Ja: a co masz na pieńku? I nie... to nie będzie pedofilia.
On: uff...
Ja: czemu piszemy?
On: a nie chcesz?
Ja: a ty?
On: na dokumenty sobie poczekam, nic lepszego do roboty nie ma.
Ja: określasz mnie jako twój wypełniacz czasu? *laskawy*
On: nie, nie. Opowiadaj lepiej co tam robisz?
Ja: nazwę to gotowaniem.
On: mmm... a co dobrego gotujesz?
Ja: będzie pieczeń z kurczaka, teraz kroje ogórki.
On: ogórki? Nie krój ich, to może zaboleć.
Ja: tak? A ciebie czy mnie?
On: obie strony...
Ja: przestań. Idę sobie.
On: nie! Nie odchodź! Zostań ze mną będę miły i grzeczny.
Ja: udowodniłeś to swoje dobre zachowanie pierwszą wiadomością.

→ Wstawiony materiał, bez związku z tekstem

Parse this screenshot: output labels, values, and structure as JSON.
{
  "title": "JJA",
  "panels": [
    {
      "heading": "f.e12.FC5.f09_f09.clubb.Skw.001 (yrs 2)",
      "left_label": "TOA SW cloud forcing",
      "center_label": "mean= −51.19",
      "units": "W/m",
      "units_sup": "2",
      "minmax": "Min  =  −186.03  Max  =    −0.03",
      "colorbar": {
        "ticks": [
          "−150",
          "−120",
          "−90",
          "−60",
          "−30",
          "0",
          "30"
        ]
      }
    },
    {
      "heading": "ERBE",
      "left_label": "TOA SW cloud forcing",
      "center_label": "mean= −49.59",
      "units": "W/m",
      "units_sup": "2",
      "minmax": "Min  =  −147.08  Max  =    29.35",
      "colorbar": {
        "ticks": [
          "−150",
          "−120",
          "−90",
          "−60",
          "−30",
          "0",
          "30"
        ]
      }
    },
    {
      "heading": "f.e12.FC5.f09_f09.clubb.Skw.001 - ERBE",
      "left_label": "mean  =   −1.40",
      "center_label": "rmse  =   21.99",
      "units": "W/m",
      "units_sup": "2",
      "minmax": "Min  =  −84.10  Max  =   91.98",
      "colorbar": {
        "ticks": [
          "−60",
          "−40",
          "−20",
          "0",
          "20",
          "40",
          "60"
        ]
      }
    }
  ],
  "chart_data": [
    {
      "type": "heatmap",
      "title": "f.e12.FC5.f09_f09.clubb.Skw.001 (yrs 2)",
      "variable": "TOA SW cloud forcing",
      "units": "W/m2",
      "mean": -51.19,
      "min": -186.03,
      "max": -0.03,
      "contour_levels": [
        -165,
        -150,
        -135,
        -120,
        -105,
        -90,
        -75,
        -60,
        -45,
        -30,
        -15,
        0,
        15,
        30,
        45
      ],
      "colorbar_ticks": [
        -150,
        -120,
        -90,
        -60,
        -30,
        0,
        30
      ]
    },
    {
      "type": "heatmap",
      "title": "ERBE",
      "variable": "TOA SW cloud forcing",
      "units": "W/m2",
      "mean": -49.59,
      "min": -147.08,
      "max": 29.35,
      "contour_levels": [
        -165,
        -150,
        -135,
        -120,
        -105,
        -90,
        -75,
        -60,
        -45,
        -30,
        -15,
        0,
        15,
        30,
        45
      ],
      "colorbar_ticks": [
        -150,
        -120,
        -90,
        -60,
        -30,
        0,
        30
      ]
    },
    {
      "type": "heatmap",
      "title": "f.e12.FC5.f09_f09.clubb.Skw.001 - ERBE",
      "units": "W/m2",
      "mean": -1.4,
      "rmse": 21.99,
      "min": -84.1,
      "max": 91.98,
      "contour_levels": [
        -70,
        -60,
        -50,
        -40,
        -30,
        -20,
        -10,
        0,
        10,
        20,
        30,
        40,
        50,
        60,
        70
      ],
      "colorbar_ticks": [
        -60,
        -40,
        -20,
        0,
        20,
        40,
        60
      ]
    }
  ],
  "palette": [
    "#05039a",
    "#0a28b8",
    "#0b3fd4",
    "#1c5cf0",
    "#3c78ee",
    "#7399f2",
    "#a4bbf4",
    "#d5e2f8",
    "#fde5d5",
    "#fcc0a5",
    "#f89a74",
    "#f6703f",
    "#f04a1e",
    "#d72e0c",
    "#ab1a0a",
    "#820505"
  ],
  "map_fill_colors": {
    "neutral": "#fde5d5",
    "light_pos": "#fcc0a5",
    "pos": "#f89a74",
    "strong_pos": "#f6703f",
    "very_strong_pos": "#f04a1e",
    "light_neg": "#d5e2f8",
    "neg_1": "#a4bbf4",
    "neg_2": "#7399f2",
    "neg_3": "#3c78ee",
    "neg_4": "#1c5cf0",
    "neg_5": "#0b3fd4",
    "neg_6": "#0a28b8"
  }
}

On: dramatyzujesz. On naprawdę jest bałwanem, kto wie czy ze śniegu.
Ja: brawo...
On: rób dziecko obiad, dokumenty przyszły😘
Ja: przecz😚Krótko ale tak musi być. Zatem witam drogie fanki Toma, w następnych częściach pośmiejemy się z Tay która Tomowi robi na złość, co wy na to?❤️
Cassie💕
CZYTASZ
Conversation with Hiddleston
Romance-to ile my już ze sobą piszemy? -yyy... 5 dni. -mniejsza z tym. Ja chce więcej. || Na oczy go nigdy nie widziałam, imienia nie znam, głosu nie słyszałam. Jednak gdy dioda telefonu miga przelotnie, przechodzą mnie dreszcze, gdy słyszę dźwięk wiadom...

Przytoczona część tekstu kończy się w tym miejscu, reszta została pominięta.